⁶ Department of Pediatric Nephrology, First Hospital, Jilin University, Changchun, China.
⁷ Department of Nephrology, Bejing Children's Hospital Affiliated to Capital University of Medical Science, Beijing, China.
⁸ Department of Pediatrics, Puyang Oilfield General Hospital, Puyang, China.
⁹ Department of Nephrology, Shenzhen Children's Hospital, Shenzhen, China.
¹⁰ Department of Nephrology, Nanjing Children's Hospital Affiliated to Nanjing Medical University, Nanjing, China.

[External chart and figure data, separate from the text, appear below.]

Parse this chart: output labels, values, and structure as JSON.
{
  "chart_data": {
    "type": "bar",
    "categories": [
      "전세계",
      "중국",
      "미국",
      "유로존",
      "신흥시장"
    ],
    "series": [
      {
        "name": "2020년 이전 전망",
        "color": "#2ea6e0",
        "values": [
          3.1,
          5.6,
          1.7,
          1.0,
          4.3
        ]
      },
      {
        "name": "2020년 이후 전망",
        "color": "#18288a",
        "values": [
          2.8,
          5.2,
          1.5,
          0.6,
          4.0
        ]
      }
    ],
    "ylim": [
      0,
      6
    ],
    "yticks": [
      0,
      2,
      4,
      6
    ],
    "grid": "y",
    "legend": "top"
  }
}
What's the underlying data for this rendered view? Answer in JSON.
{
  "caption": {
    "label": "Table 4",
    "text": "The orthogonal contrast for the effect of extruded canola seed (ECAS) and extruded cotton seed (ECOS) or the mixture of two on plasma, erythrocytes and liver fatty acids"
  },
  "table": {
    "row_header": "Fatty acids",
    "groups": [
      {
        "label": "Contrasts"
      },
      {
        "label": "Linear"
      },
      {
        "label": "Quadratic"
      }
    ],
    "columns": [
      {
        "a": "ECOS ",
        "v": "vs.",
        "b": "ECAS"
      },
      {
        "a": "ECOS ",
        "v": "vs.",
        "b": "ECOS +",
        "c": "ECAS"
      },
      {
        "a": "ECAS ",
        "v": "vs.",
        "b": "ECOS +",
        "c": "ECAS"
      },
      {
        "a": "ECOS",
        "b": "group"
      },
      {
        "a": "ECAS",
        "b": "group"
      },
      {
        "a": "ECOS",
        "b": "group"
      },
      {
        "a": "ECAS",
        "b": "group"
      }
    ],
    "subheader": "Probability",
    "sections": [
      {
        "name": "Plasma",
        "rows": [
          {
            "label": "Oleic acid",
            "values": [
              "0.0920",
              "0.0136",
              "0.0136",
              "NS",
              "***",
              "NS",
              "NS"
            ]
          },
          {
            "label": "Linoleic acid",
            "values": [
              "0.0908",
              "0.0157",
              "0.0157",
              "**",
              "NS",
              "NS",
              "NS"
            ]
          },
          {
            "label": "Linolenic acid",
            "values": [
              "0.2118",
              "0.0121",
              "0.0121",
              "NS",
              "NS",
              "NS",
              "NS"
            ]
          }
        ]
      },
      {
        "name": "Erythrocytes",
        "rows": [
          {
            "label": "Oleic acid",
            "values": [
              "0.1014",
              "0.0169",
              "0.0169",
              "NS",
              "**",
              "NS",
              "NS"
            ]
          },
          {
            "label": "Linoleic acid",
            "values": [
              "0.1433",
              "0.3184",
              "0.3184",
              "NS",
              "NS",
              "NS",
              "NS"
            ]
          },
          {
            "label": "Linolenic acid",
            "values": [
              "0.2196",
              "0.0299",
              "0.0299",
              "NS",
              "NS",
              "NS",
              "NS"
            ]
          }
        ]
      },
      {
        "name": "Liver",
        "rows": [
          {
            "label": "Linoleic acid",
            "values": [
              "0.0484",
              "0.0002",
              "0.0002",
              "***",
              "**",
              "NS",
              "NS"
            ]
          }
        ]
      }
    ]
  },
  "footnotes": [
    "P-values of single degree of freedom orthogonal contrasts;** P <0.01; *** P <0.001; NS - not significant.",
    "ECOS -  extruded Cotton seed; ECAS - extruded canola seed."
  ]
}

¹¹ Department of Nephrology, Xuzhou Children's Hospital, Xuzhou, China.
¹² Department of Nephrology, Children's Hospital of Dalian Medical University, Dalian, China.
¹³ Department of Pediatrics, Affiliated Hospital of Guangdong Medical University, Zhanjiang, China.

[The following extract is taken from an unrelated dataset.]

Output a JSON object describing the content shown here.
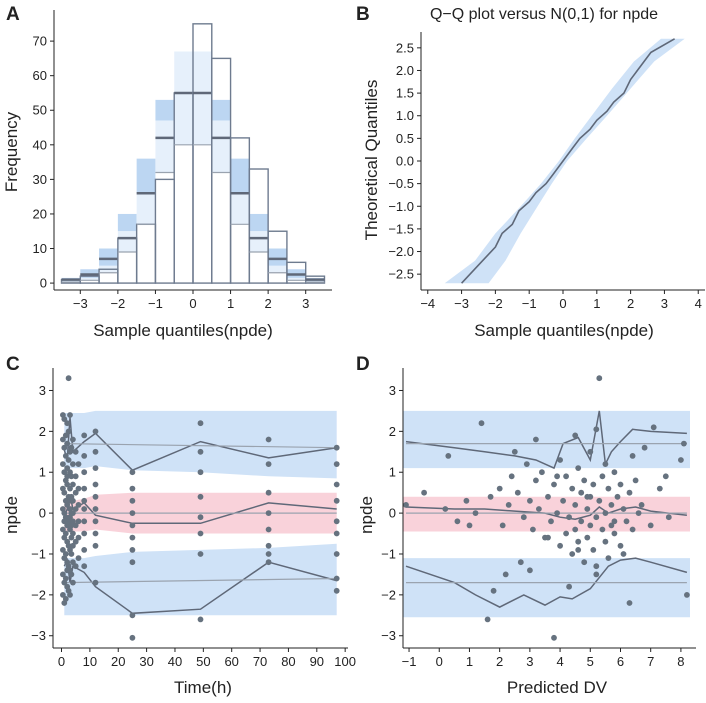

¹⁴ Department of Pediatric Nephrology, Rheumatism and Immunology, Shandong Provincial Hospital Affiliated to Shandong University, Shandong, China.
¹⁵ Department of Pediatrics, Affiliated Hospital of Qingdao University, Qingdao, China.

Abstract

Introduction: Few studies have addressed the genetic spectrum of NPHS1 variants in Chinese children with nephrotic syndrome. In this multicenter study, the clinical manifestations and features of NPHS1 variants in Chinese children with nephrotic syndrome were researched. Method: Genotypical and phenotypical data from 30 children affected by NPHS1 variants were collected from a multicenter registration system in China and analyzed retrospectively. Results: The patients were divided into two groups: congenital nephrotic syndrome (CNS [n = 24]) and non-CNS (early onset nephrotic syndrome [n = 6]). Renal biopsy was performed on four patients in the non-CNS group, revealing minimal change disease in three and focal segmental glomerulosclerosis in one. A total of 61 NPHS1 variants were detected, involving 25 novel variants. The "recurrent variants" included c.928G>A(p.Asp310Asn) in eight patients with CNS, followed by c.616C>A(p.Pro206Thr) in four, and c.2207T>C (p.Val736Ala) in three. Steroid treatment was applied in 29.2% (7/24)of the patients in the CNS group and 50% (3/6) of the patients in the non-CNS group. One patient in each group experienced complete remission but relapsed subsequently. Immunosuppressants were administered to three patients in the non-CNS group, eliciting an effective response. In the CNS group, three patients underwent renal transplantation and six died mainly from infection. Conclusion: Variants of NPHS1 cause CNS and early childhood-onset nephrotic syndrome. NPHS1 variants in Chinese individuals with nephrotic syndrome (NS) were mainly compound heterozygous variants, and c.928G>A(p.Asp310Asn) in exon 8 may act as a recurrent variant in the Chinese population, followed by c.616C>A(p.Pro206Thr) in exon 6. Steroids and immunosuppressants may be effective in selected patients.

Keywords: NPHS1; children; congenital nephrotic syndrome; multicenter; steroid resistance; variants.